L’Italia non ha un problema di spesa pubblica. Ne ha due

La recenti disavventure dei fondi Pnrr, che non è ben chiaro che fine faranno, ci ricorda una elementare verità contenuta nel grande libro del debito pubblico che però si legge solo se lo si guarda in controluce. Che il debito dipenda anche dalla gestione della spesa pubblica è chiaro a tutti, infatti. Meno che la spesa pubblica, volendo semplificare, si divida in spesa corrente e spesa in conto capitale. Questo vuol dire che se un paese ha un problema di spesa pubblica molto probabilmente ne ha due.
Prendiamo il nostro caso. L’Italia da anni non riesce ad esprimere una spesa efficiente sul versante degli investimenti. Prima perché – così almeno racconta la vulgata – non c’erano le risorse. Magari dimenticando la quantità di fondi europei che perdiamo ogni anno. Poi perché la stessa insipienza di molte delle nostre pubbliche amministrazione mette a rischio un paio di centinaia di miliardi sempre di provenienza europea. Peraltro smentendo un’altra annosa vulgata, ai confini del pensiero magico, secondo la quale se arrivassero tanti soldi risolveremmo tutti i nostri problemi.
Che sarebbe pure vera, questa affermazione, se fosse riferita al secondo problema che abbiamo, sul versante della spesa pubblica: quello delle spesa corrente. Consumiamo una grande quantità di risorse correnti, e tuttavia sembra non bastino mai. Peggio ancora, sembra non ci portino da nessuna parte.

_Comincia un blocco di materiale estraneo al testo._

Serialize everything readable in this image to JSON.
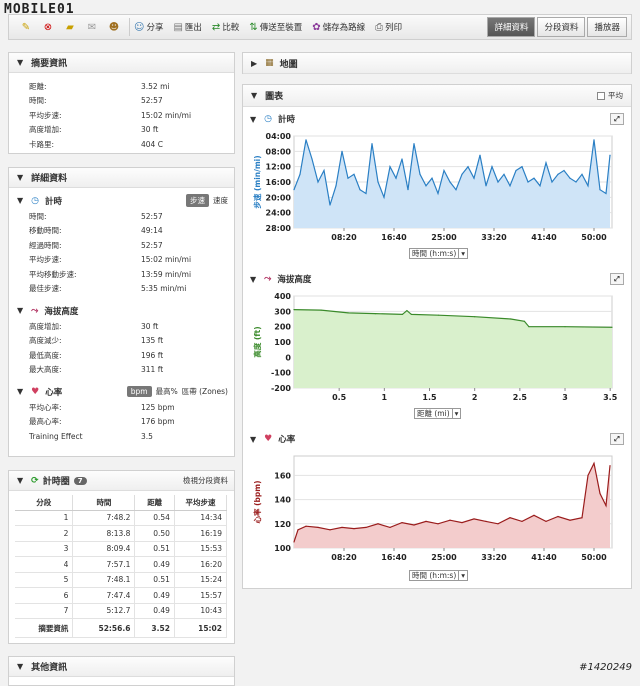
{
  "logo": "MOBILE01",
  "watermark": "#1420249",
  "toolbar": {
    "actions": [
      {
        "label": "分享",
        "icon": "share-icon"
      },
      {
        "label": "匯出",
        "icon": "export-icon"
      },
      {
        "label": "比較",
        "icon": "compare-icon"
      },
      {
        "label": "傳送至裝置",
        "icon": "send-to-device-icon"
      },
      {
        "label": "儲存為路線",
        "icon": "save-course-icon"
      },
      {
        "label": "列印",
        "icon": "print-icon"
      }
    ],
    "view_tabs": [
      "詳細資料",
      "分段資料",
      "播放器"
    ],
    "active_tab": "詳細資料"
  },
  "summary": {
    "title": "摘要資訊",
    "rows": [
      {
        "k": "距離:",
        "v": "3.52 mi"
      },
      {
        "k": "時間:",
        "v": "52:57"
      },
      {
        "k": "平均步速:",
        "v": "15:02 min/mi"
      },
      {
        "k": "高度增加:",
        "v": "30 ft"
      },
      {
        "k": "卡路里:",
        "v": "404 C"
      }
    ]
  },
  "details": {
    "title": "詳細資料",
    "timing": {
      "title": "計時",
      "toggle_on": "步速",
      "toggle_off": "速度",
      "rows": [
        {
          "k": "時間:",
          "v": "52:57"
        },
        {
          "k": "移動時間:",
          "v": "49:14"
        },
        {
          "k": "經過時間:",
          "v": "52:57"
        },
        {
          "k": "平均步速:",
          "v": "15:02 min/mi"
        },
        {
          "k": "平均移動步速:",
          "v": "13:59 min/mi"
        },
        {
          "k": "最佳步速:",
          "v": "5:35 min/mi"
        }
      ]
    },
    "elevation": {
      "title": "海拔高度",
      "rows": [
        {
          "k": "高度增加:",
          "v": "30 ft"
        },
        {
          "k": "高度減少:",
          "v": "135 ft"
        },
        {
          "k": "最低高度:",
          "v": "196 ft"
        },
        {
          "k": "最大高度:",
          "v": "311 ft"
        }
      ]
    },
    "heart": {
      "title": "心率",
      "toggles": [
        "bpm",
        "最高%",
        "區帶 (Zones)"
      ],
      "rows": [
        {
          "k": "平均心率:",
          "v": "125 bpm"
        },
        {
          "k": "最高心率:",
          "v": "176 bpm"
        },
        {
          "k": "Training Effect",
          "v": "3.5"
        }
      ]
    }
  },
  "laps": {
    "title": "計時圈",
    "count": "7",
    "link": "檢視分段資料",
    "headers": [
      "分段",
      "時間",
      "距離",
      "平均步速"
    ],
    "rows": [
      [
        "1",
        "7:48.2",
        "0.54",
        "14:34"
      ],
      [
        "2",
        "8:13.8",
        "0.50",
        "16:19"
      ],
      [
        "3",
        "8:09.4",
        "0.51",
        "15:53"
      ],
      [
        "4",
        "7:57.1",
        "0.49",
        "16:20"
      ],
      [
        "5",
        "7:48.1",
        "0.51",
        "15:24"
      ],
      [
        "6",
        "7:47.4",
        "0.49",
        "15:57"
      ],
      [
        "7",
        "5:12.7",
        "0.49",
        "10:43"
      ]
    ],
    "total": [
      "摘要資訊",
      "52:56.6",
      "3.52",
      "15:02"
    ]
  },
  "other": {
    "title": "其他資訊"
  },
  "map": {
    "title": "地圖"
  },
  "charts": {
    "title": "圖表",
    "average_label": "平均",
    "x_selector": "時間 (h:m:s)",
    "x_selector_dist": "距離 (mi)"
  },
  "chart_data": [
    {
      "type": "area",
      "title": "計時",
      "ylabel": "步速 (min/mi)",
      "xlabel": "時間 (h:m:s)",
      "color": "#2a7fc4",
      "y_ticks": [
        "04:00",
        "08:00",
        "12:00",
        "16:00",
        "20:00",
        "24:00",
        "28:00"
      ],
      "x_ticks": [
        "08:20",
        "16:40",
        "25:00",
        "33:20",
        "41:40",
        "50:00"
      ],
      "x_tick_values": [
        500,
        1000,
        1500,
        2000,
        2500,
        3000
      ],
      "ylim_minutes": [
        4,
        28
      ],
      "y_inverted": true,
      "xlim_seconds": [
        0,
        3180
      ],
      "x": [
        0,
        60,
        120,
        180,
        240,
        300,
        360,
        420,
        480,
        540,
        600,
        660,
        720,
        780,
        840,
        900,
        960,
        1020,
        1080,
        1140,
        1200,
        1260,
        1320,
        1380,
        1440,
        1500,
        1560,
        1620,
        1680,
        1740,
        1800,
        1860,
        1920,
        1980,
        2040,
        2100,
        2160,
        2220,
        2280,
        2340,
        2400,
        2460,
        2520,
        2580,
        2640,
        2700,
        2760,
        2820,
        2880,
        2940,
        3000,
        3060,
        3120,
        3160
      ],
      "values": [
        18,
        14,
        5,
        10,
        16,
        13,
        22,
        17,
        8,
        15,
        14,
        18,
        19,
        6,
        16,
        20,
        12,
        15,
        10,
        18,
        6,
        14,
        17,
        15,
        19,
        13,
        16,
        18,
        14,
        12,
        15,
        9,
        17,
        12,
        16,
        14,
        17,
        13,
        12,
        16,
        15,
        17,
        11,
        16,
        14,
        13,
        15,
        16,
        14,
        17,
        5,
        18,
        19,
        9
      ]
    },
    {
      "type": "area",
      "title": "海拔高度",
      "ylabel": "高度 (ft)",
      "xlabel": "距離 (mi)",
      "color": "#3a8a2a",
      "y_ticks": [
        "400",
        "300",
        "200",
        "100",
        "0",
        "-100",
        "-200"
      ],
      "x_ticks": [
        "0.5",
        "1",
        "1.5",
        "2",
        "2.5",
        "3",
        "3.5"
      ],
      "x_tick_values": [
        0.5,
        1,
        1.5,
        2,
        2.5,
        3,
        3.5
      ],
      "ylim": [
        -200,
        400
      ],
      "xlim": [
        0,
        3.52
      ],
      "x": [
        0,
        0.3,
        0.6,
        0.9,
        1.2,
        1.25,
        1.3,
        1.6,
        2.0,
        2.4,
        2.55,
        2.6,
        3.0,
        3.52
      ],
      "values": [
        311,
        308,
        290,
        285,
        280,
        305,
        280,
        275,
        265,
        250,
        235,
        200,
        200,
        196
      ]
    },
    {
      "type": "area",
      "title": "心率",
      "ylabel": "心率 (bpm)",
      "xlabel": "時間 (h:m:s)",
      "color": "#9a1c1c",
      "y_ticks": [
        "160",
        "140",
        "120",
        "100"
      ],
      "x_ticks": [
        "08:20",
        "16:40",
        "25:00",
        "33:20",
        "41:40",
        "50:00"
      ],
      "x_tick_values": [
        500,
        1000,
        1500,
        2000,
        2500,
        3000
      ],
      "ylim": [
        100,
        176
      ],
      "xlim_seconds": [
        0,
        3180
      ],
      "x": [
        0,
        40,
        120,
        240,
        360,
        480,
        600,
        720,
        840,
        960,
        1080,
        1200,
        1320,
        1440,
        1560,
        1680,
        1800,
        1920,
        2040,
        2160,
        2280,
        2400,
        2520,
        2640,
        2760,
        2880,
        2940,
        3000,
        3060,
        3120,
        3160
      ],
      "values": [
        105,
        115,
        118,
        117,
        115,
        117,
        116,
        117,
        120,
        117,
        121,
        119,
        122,
        120,
        123,
        121,
        124,
        122,
        120,
        125,
        122,
        127,
        122,
        126,
        123,
        125,
        160,
        170,
        145,
        135,
        168
      ]
    }
  ]
}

Proviamo a dirlo semplicemente: se l’Italia fosse un’automobile, la spesa corrente sarebbe rappresentata da copertoni e benzina, ossia ciò che serve per farla camminare. Noi spendiamo moltissimi soldi per far camminare un’automobile che, pur consumando molto, cammina male e ci fa viaggiare in modo poco confortevole, proprio perché nel tempo non abbiamo investito ciò che serviva – problema di incapacità a spendere risorse – per tenere in ordine il motore e la carrozzeria.
Questo duplice problema, restando sempre al nostro esempio, ci porta alla conclusione che spendiamo molto per fare pochi chilometri. Siamo come un’auto d’epoca tenuta male. Bella, costosa e scomoda.
Fuori dall’esempio, bruciamo molte risorse ma produciamo poco pil. L’esempio del superbonus è abbastanza eloquente e non ha bisogno di altri commenti. Peggio ancora: sembra che siamo del tutto privi della consapevole che una spesa in conto capitale generi una spesa corrente. Se investendo mi compro un’altra auto, devono comunque garantirle benzina e copertoni che aumentano ciò che spendo per queste voci. Fuori di metafora: non basta fare un ponte, per essere felici: poi bisogna mantenerlo in efficienza spendendo ogni anno quel che serve. Cosa che tendiamo a dimenticare.
Avere una spesa pubblica corrente costantemente insufficiente e poco efficace significa produrre servizi scadenti e soprattutto costringe le autorità a spostare costantemente l’attenzione su questo versante della spesa trascurando quello degli investimenti. Per il quale, peraltro, non basta avere risorse disponibili, ma serve anche capacità di spesa: quindi di pianificare e gestire procedure complesse. Quindi personale in grado di fare questo lavoro. Ma se non si investe sulle persone, poi non si riesce ad investire i soldi quando è necessario. Insomma: uno dei tanti circoli viziosi nei quali ci agitiamo.
Avere due problemi sul versante della spesa pubblica genera il terzo: il debito pubblico. Che cresce non solo perché aumenta la spesa, ma anche perché non aumenta – o aumenta poco – il prodotto il cui tasso di crescita dovrebbe più che compensare il costo medio del debito per evitare l’effetto snowball, ossia la “palla di neve” che per pura inerzia fa aumentare lo stock del debito.
Questa situazione non ha soluzioni facili. Non c’è alcuno slogan che possa risolverla. E anche l’idea che basti avere tanti soldi per risolvere i problemi è fallace, come mostra il caso Pnrr.
Forse è più utile, con molta umiltà, ammettere le nostre difficoltà e, senza metterci in croce da soli, provare a risolverle facendo appello a un comune senso di responsabilità e a uno spirito collaborativo. Vaste programme.